Così si fa un impero. Andavano in Calle della Mandola, dove c’era una famosa casa di tolleranza, consumavano il prodotto e si rifiutavano di pagare la prestazione. Cominciarono a prendere delle belle bastonate e quindi passarono vigliaccamente alle canagliate notturne dove non potevano essere malmenati. In due o tre di loro, da veri gentiluomini, fermavano le coppiette, violentavano la ragazza e, coltelli alla mano, obbligavano il moroso a non distogliere lo sguardo, ad osservare la scena. Finito lo stupro, al malcapitato moroso veniva impartita anche una buona riga di bastonate: half cast [eravamo, per loro, una razza a metà].

Ma quest’ultima bravata fu l’ultima. Visto che le autorità militari inglesi nicchiavano, i veneziani decisero di correre ai ripari con le brutte maniere: i marinai e gli ufficiali inglesi, anche se armati, non potevano più girare per la città, perché venivano trovati morti in un lago di sangue, col cranio spaccato a colpi di remo.

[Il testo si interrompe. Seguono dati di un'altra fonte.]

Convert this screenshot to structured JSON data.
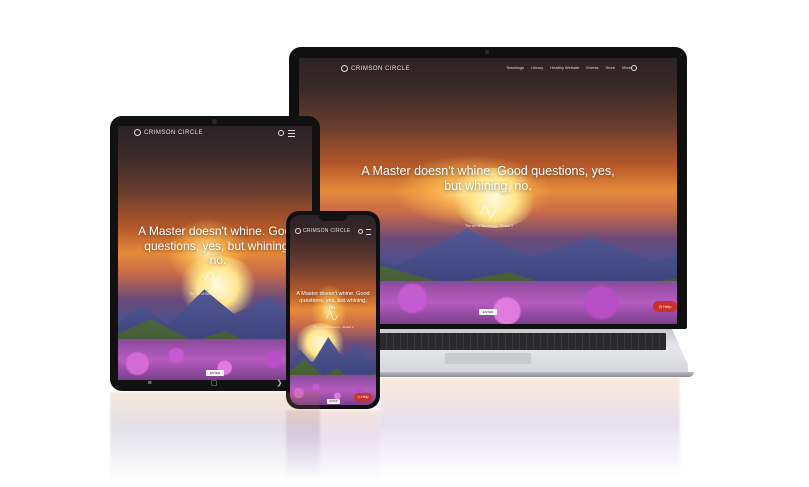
{
  "brand": "CRIMSON CIRCLE",
  "quote": "A Master doesn't whine. Good questions, yes, but whining, no.",
  "quote_mobile": "A Master doesn't whine. Good questions, yes, but whining, no.",
  "caption": "The Art of Becoming - Shaud 3",
  "button_label": "ENTER",
  "help_label": "Help",
  "nav": {
    "items": [
      "Teachings",
      "Library",
      "Healthy Website",
      "Events",
      "Store",
      "More"
    ]
  },
  "icons": [
    "search-icon",
    "menu-icon",
    "camera-icon",
    "help-icon",
    "signature-icon"
  ],
  "colors": {
    "help_red": "#c9302c",
    "frame": "#1a1a1a",
    "laptop_base": "#d9dadd"
  }
}
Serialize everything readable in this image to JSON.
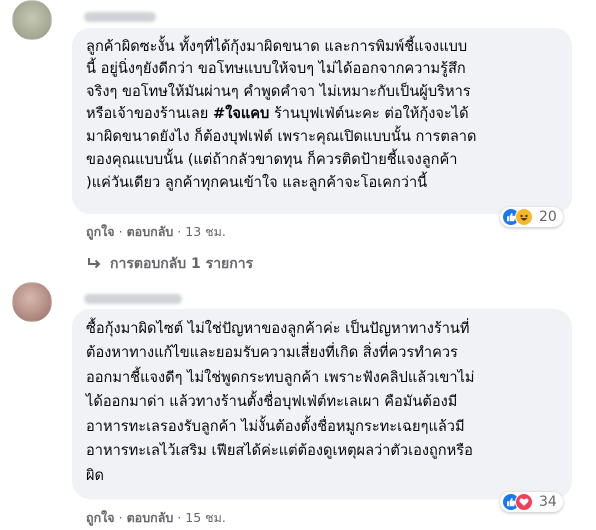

Questo non si trova nelle cronache ufficiali ma vista la mal parata, la marina inglese si trasferì dal porto di Venezia al porto di Trieste. Nella disgrazia, fu una fortuna, perché la scintilla che fece esplodere il malcontento popolare e fu il preludio all’assegnazione della Zona A all’Italia fu il seguente episodio: due sottufficiali inglesi, ubriachi, alla guida di un autoblindo, sfondarono la porta della chiesa di San Giusto, entrarono con il mezzo corazzato e mitragliarono la gente che assisteva alla Messa. Noi siamo half cast.

A Venezia, nel frattempo, erano arrivati gli americani. Bravi ragazzi, non certamente bestie rabbiose come gli inglesi, vivevano la loro libera uscita in simbiosi coi veneziani. La polizia militare (MP) era comunque spietata, soprattutto quando facevano delle ragazzate, come buttarsi in acqua vestiti ridendo come matti, alterati dal vino. Se in vino veritas, bisogna dire che gli americani erano delle brave persone. I ragazzini erano in fila per la ciùnga (da chewing-gum, gomma americana) né ho mai visto le porcherie fatte dagli inglesi. Anzi, nella distribuzione di gomma da masticare e Coca-Cola ai bambini si divertivano parecchio. Forse l’impero americano si può fare con più bonarietà di quanto non facciano i perfidi figli di Albione. Gli hooligans ci saranno pur per qualcosa.

Forse, noi siamo ancora una razza a metà? Forse ma loro hanno capito solo i colpi di remo in testa.